Gustav Mahler

Depuis qu’Alain Lombard l’introduisit à Strasbourg dans les années 1970, la musique de Gustav Mahler a connu nombre de belles interprétations grâce notamment à Jan Latham-Koenig, Marc Albrecht et Marko Letonja. Le concert de l’OPS donné le 25 novembre dernier était entièrement consacré à la neuvième symphonie. Invité pour l’évènement, le chef russe Vassili Sinaïski en a donné une vision d’une intelligence musicale exceptionnelle, soutenue par un orchestre chauffé à blanc.


Une telle performance mérite d’autant plus d’être saluée que ce chef d’œuvre du romantisme tardif, bien qu’ayant fait l’objet d’une centaine d’enregistrement, pose des problèmes d’interprétation qui sont loin d’être toujours résolus. A côté de chefs ne retenant que la seule dimension romantique, il y a ceux qui, à l’inverse, l’enferment dans un modernisme monolithique.
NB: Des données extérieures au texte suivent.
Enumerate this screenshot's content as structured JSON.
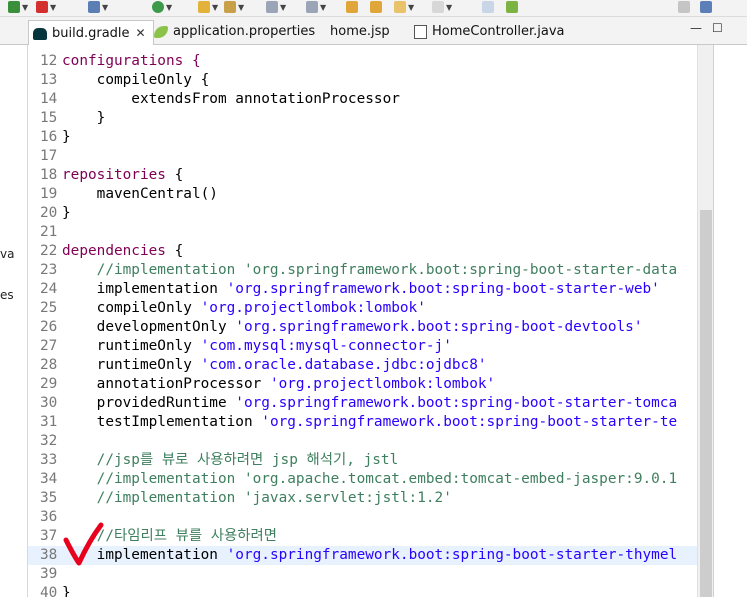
{
  "tabs": [
    {
      "label": "build.gradle",
      "icon": "gradle-elephant-icon",
      "active": true,
      "close": "✕"
    },
    {
      "label": "application.properties",
      "icon": "spring-leaf-icon",
      "active": false
    },
    {
      "label": "home.jsp",
      "icon": "",
      "active": false
    },
    {
      "label": "HomeController.java",
      "icon": "java-file-icon",
      "active": false
    }
  ],
  "window_controls": {
    "minimize": "—",
    "maximize": "☐"
  },
  "left_panel_fragments": [
    "va",
    "es"
  ],
  "editor": {
    "highlighted_line": "38",
    "lines": [
      {
        "n": "12",
        "parts": [
          {
            "t": "configurations {",
            "c": "kw"
          }
        ]
      },
      {
        "n": "13",
        "parts": [
          {
            "t": "    compileOnly {",
            "c": ""
          }
        ]
      },
      {
        "n": "14",
        "parts": [
          {
            "t": "        extendsFrom annotationProcessor",
            "c": ""
          }
        ]
      },
      {
        "n": "15",
        "parts": [
          {
            "t": "    }",
            "c": ""
          }
        ]
      },
      {
        "n": "16",
        "parts": [
          {
            "t": "}",
            "c": ""
          }
        ]
      },
      {
        "n": "17",
        "parts": []
      },
      {
        "n": "18",
        "parts": [
          {
            "t": "repositories",
            "c": "kw"
          },
          {
            "t": " {",
            "c": ""
          }
        ]
      },
      {
        "n": "19",
        "parts": [
          {
            "t": "    mavenCentral()",
            "c": ""
          }
        ]
      },
      {
        "n": "20",
        "parts": [
          {
            "t": "}",
            "c": ""
          }
        ]
      },
      {
        "n": "21",
        "parts": []
      },
      {
        "n": "22",
        "parts": [
          {
            "t": "dependencies",
            "c": "kw"
          },
          {
            "t": " {",
            "c": ""
          }
        ]
      },
      {
        "n": "23",
        "parts": [
          {
            "t": "    //implementation 'org.springframework.boot:spring-boot-starter-data",
            "c": "cm"
          }
        ]
      },
      {
        "n": "24",
        "parts": [
          {
            "t": "    implementation ",
            "c": ""
          },
          {
            "t": "'org.springframework.boot:spring-boot-starter-web'",
            "c": "str"
          }
        ]
      },
      {
        "n": "25",
        "parts": [
          {
            "t": "    compileOnly ",
            "c": ""
          },
          {
            "t": "'org.projectlombok:lombok'",
            "c": "str"
          }
        ]
      },
      {
        "n": "26",
        "parts": [
          {
            "t": "    developmentOnly ",
            "c": ""
          },
          {
            "t": "'org.springframework.boot:spring-boot-devtools'",
            "c": "str"
          }
        ]
      },
      {
        "n": "27",
        "parts": [
          {
            "t": "    runtimeOnly ",
            "c": ""
          },
          {
            "t": "'com.mysql:mysql-connector-j'",
            "c": "str"
          }
        ]
      },
      {
        "n": "28",
        "parts": [
          {
            "t": "    runtimeOnly ",
            "c": ""
          },
          {
            "t": "'com.oracle.database.jdbc:ojdbc8'",
            "c": "str"
          }
        ]
      },
      {
        "n": "29",
        "parts": [
          {
            "t": "    annotationProcessor ",
            "c": ""
          },
          {
            "t": "'org.projectlombok:lombok'",
            "c": "str"
          }
        ]
      },
      {
        "n": "30",
        "parts": [
          {
            "t": "    providedRuntime ",
            "c": ""
          },
          {
            "t": "'org.springframework.boot:spring-boot-starter-tomca",
            "c": "str"
          }
        ]
      },
      {
        "n": "31",
        "parts": [
          {
            "t": "    testImplementation ",
            "c": ""
          },
          {
            "t": "'org.springframework.boot:spring-boot-starter-te",
            "c": "str"
          }
        ]
      },
      {
        "n": "32",
        "parts": []
      },
      {
        "n": "33",
        "parts": [
          {
            "t": "    //jsp를 뷰로 사용하려면 jsp 해석기, jstl",
            "c": "cm"
          }
        ]
      },
      {
        "n": "34",
        "parts": [
          {
            "t": "    //implementation 'org.apache.tomcat.embed:tomcat-embed-jasper:9.0.1",
            "c": "cm"
          }
        ]
      },
      {
        "n": "35",
        "parts": [
          {
            "t": "    //implementation 'javax.servlet:jstl:1.2'",
            "c": "cm"
          }
        ]
      },
      {
        "n": "36",
        "parts": []
      },
      {
        "n": "37",
        "parts": [
          {
            "t": "    //타임리프 뷰를 사용하려면",
            "c": "cm"
          }
        ]
      },
      {
        "n": "38",
        "parts": [
          {
            "t": "    implementation ",
            "c": ""
          },
          {
            "t": "'org.springframework.boot:spring-boot-starter-thymel",
            "c": "str"
          }
        ]
      },
      {
        "n": "39",
        "parts": []
      },
      {
        "n": "40",
        "parts": [
          {
            "t": "}",
            "c": ""
          }
        ]
      }
    ]
  },
  "colors": {
    "keyword": "#7f0055",
    "string": "#2a00ff",
    "comment": "#3f7f5f",
    "current_line": "#e8f2fe",
    "annotation_check": "#e8001c"
  }
}
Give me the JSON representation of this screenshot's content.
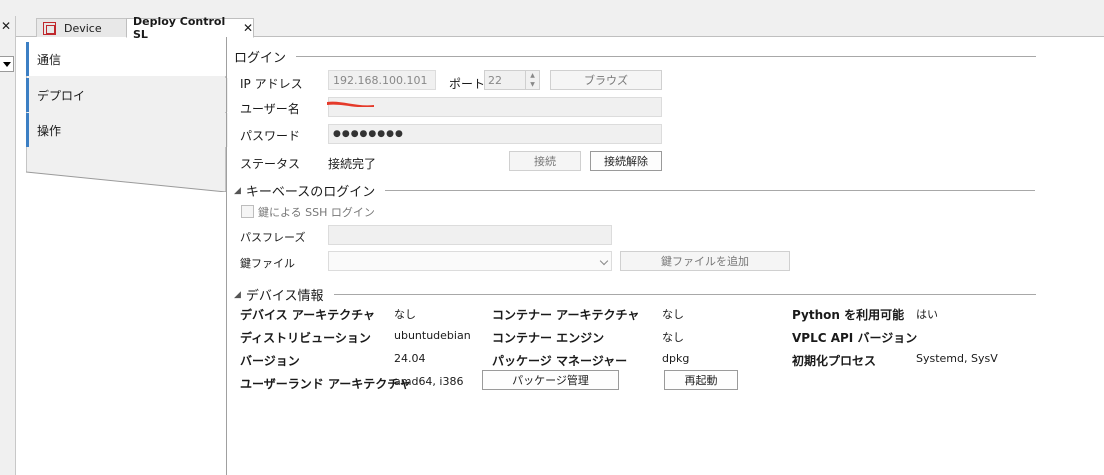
{
  "window": {
    "left_close": "✕",
    "tabs": [
      {
        "label": "Device"
      },
      {
        "label": "Deploy Control SL",
        "close": "✕"
      }
    ]
  },
  "nav": {
    "items": [
      {
        "label": "通信"
      },
      {
        "label": "デプロイ"
      },
      {
        "label": "操作"
      }
    ]
  },
  "login": {
    "title": "ログイン",
    "ip_label": "IP アドレス",
    "ip_value": "192.168.100.101",
    "port_label": "ポート",
    "port_value": "22",
    "browse_button": "ブラウズ",
    "user_label": "ユーザー名",
    "password_label": "パスワード",
    "password_value": "●●●●●●●●",
    "status_label": "ステータス",
    "status_value": "接続完了",
    "connect_button": "接続",
    "disconnect_button": "接続解除"
  },
  "key_login": {
    "title": "キーベースのログイン",
    "ssh_checkbox_label": "鍵による SSH ログイン",
    "passphrase_label": "パスフレーズ",
    "keyfile_label": "鍵ファイル",
    "add_keyfile_button": "鍵ファイルを追加"
  },
  "device_info": {
    "title": "デバイス情報",
    "col1": [
      {
        "label": "デバイス アーキテクチャ",
        "value": "なし"
      },
      {
        "label": "ディストリビューション",
        "value": "ubuntudebian"
      },
      {
        "label": "バージョン",
        "value": "24.04"
      },
      {
        "label": "ユーザーランド アーキテクチャ",
        "value": "amd64, i386"
      }
    ],
    "col2": [
      {
        "label": "コンテナー アーキテクチャ",
        "value": "なし"
      },
      {
        "label": "コンテナー エンジン",
        "value": "なし"
      },
      {
        "label": "パッケージ マネージャー",
        "value": "dpkg"
      }
    ],
    "col3": [
      {
        "label": "Python を利用可能",
        "value": "はい"
      },
      {
        "label": "VPLC API バージョン",
        "value": ""
      },
      {
        "label": "初期化プロセス",
        "value": "Systemd, SysV"
      }
    ],
    "package_button": "パッケージ管理",
    "restart_button": "再起動"
  }
}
Il en est aussi qui restituent bien l’ambiance ironique et sarcastique des deux mouvements centraux mais qui achoppent devant le dramatisme austère des mouvements extrêmes ; et d’autres chez qui c’est le contraire. Il y a enfin ceux qui, restituant bien le caractère transitoire et ambivalent de l’œuvre, font cependant preuve de timidité face à une matière sonore dont la sauvagerie tourne le dos aux nuances maniérées, aux phrasés édulcorés, aux pianissimi exagérés. Toutes ces insuffisances ou ces impasses furent magistralement surmontées lors du concert de Vassili Sinaïski, atteignant un niveau d’excellence tel que l’on regrette qu’aucune radio, télévision ou maison de disques n’aient, ce soir-là, posé ses micros dans la salle Érasme. Quand pareille intelligence de l’œuvre le dispute à la passion de l’exécution, il émane de cette musique un amour éperdu de la terre et un adieu au monde d’une puissance émotive bouleversante. Avec des mouvements précis, des gestes attentionnés et des expressions de visage d’une grande humanité, ce chef a obtenu de l’OPS ce qu’il faut bien appeler une véritable performance sonore. À preuve, le terrifiant scherzo, d’une difficulté telle qu’il est arrivé à un orchestre comme le Philharmonique de Berlin d’y commettre de fautives embardées (sous la direction de Léonard Bernstein, en 1979). Sinaïski l’attaque, quant à lui, dans une rythmique implacable et dans un tempo foudroyant ; cordes de l’orchestre unies derrière la super-soliste Charlotte Juillard, vents et percussions enflammés se surpassent jusque dans une coda des plus impressionnantes. Pour le reste, on ne peut qu’approuver la justesse de style, tant au plan des timbres particulièrement vibrants que des rythmes ou des mélodies, qui jouent la puissance du sentiment contre le sentimentalisme niais et font entendre tout ce que cette musique recèle d’extrêmement savant mais aussi de profondément populaire.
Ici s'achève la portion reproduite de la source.